Sebab dia lahir melewati proses dan ditumbuh-kembangkan melalui beberapa faktor
yang saling berkaitan secara dinamis dan bersifat akumulatif (faktor – faktor
di bawah ini terbuka bagi pembaca untuk mengurangi atau menambahkannya); Faktor
pertama, Pendidikan. Yaitu; Didik-Diri-Realitas.
hubungan ketiga kata ini memiliki keluasan pengartian yang dapat dimaknai
secara subyektif, obyektif ataupun relatif. Terlepas dari itu, penulis lebih
suka menyusun peng-artiannya dengan mengadaptasi konsep Pendidikan Hadap
Masalah yang digaungkan Paulo Freire dan Y.B Mangunwijaya. Proses pendidikan
ini diterapkan dengan pengintegrasian realitas sebagai titik fokus untuk proses
pembelajaran, pengetahuan dan pemahaman. Sehingga dapat dilakukan oleh setiap
individu, komunitas, dan lembaga secara formal, informal ataupun non formal. Sedangkan
tujuannya bermuara pada pembangunan kualitas sumber daya manusia (SDM) yang
tidak tercerabut dari budayanya, mampu menghadapi berbagai perubahan dan
meningkatkan kesejahteraan hidup (diri dan masyarakat) yang sesuai dengan
perkembangan zaman. Dengan kata lain, SDM yang berkualitas adalah individu dan masyarakat
yang memiliki karakter “Glocalization”.
Pendidikan-Realitas
sebagai salah satu faktor dari konstruksi “kekuatan-mental”, selaras dengan
ungkapan Paulo Freire tentang konsep pendidikan. Pendidikan merupakan jalan
untuk membebaskan manusia dari berbagai persoalan hidup yang melingkupinya,
memberikan peluang bagi pengakuan derajat manusia. Minimalnya, manusia dihargai
sebagai manusia. Lebih spesifik, konsep pendidikan harus terbuka pada
pengenalan realitas diri, prakteknya mengimplikasikan konsep manusia dan
dunianya, agar manusia menjadi subyek dirinya sendiri.
Yang
kedua adalah; Kemampuan-Kebebasan. Uraian
tentang hal ini saya awali dengan ungkapan bahwa: setiap individu adalah
makhluk yang ajeg dan unik, serta memiliki ke-khasan personal.
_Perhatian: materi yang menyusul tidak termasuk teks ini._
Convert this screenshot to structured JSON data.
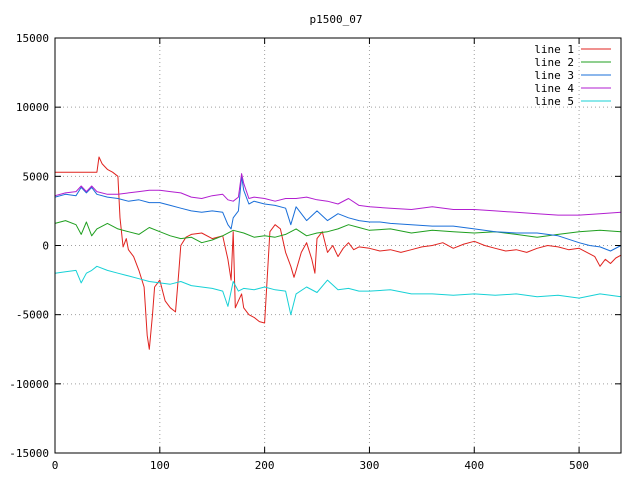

Kaitannya dengan
“kemampuan” terlihat dari sifat-potensi yang melingkupi setiap individu, yaitu:
Potensi diri yang bersifat “natural-ability” (kemampuan dan bakat yang dibawa
semenjak lahir) dan potensi yang didapat berdasarkan proses pengalaman setiap
individu yang berbeda - beda. Kemudian “kebebasan” tertuang melalui; bagaimana
cara individu berfikir, bersikap, berperilaku dan bertindak yang seyogyanya
mengarah pada pencapaian tujuan hidup individu. Selanjutnya pemaknaan terhadap
kebebasan menjadi pertanggung jawaban individu secara aktual dan konkrit.
Faktor
yang ketiga: Keberanian. Siapa yang kehilangan Keberanian, dia telah
kehilangan segalanya! Ungkap Nietzche. Dan
jamak rasanya membaca pernyataan para pemikir lainnya yang sering kali berujung
pada ungkapan tentang keberanian yang menjadi kunci keberhasilan seseorang.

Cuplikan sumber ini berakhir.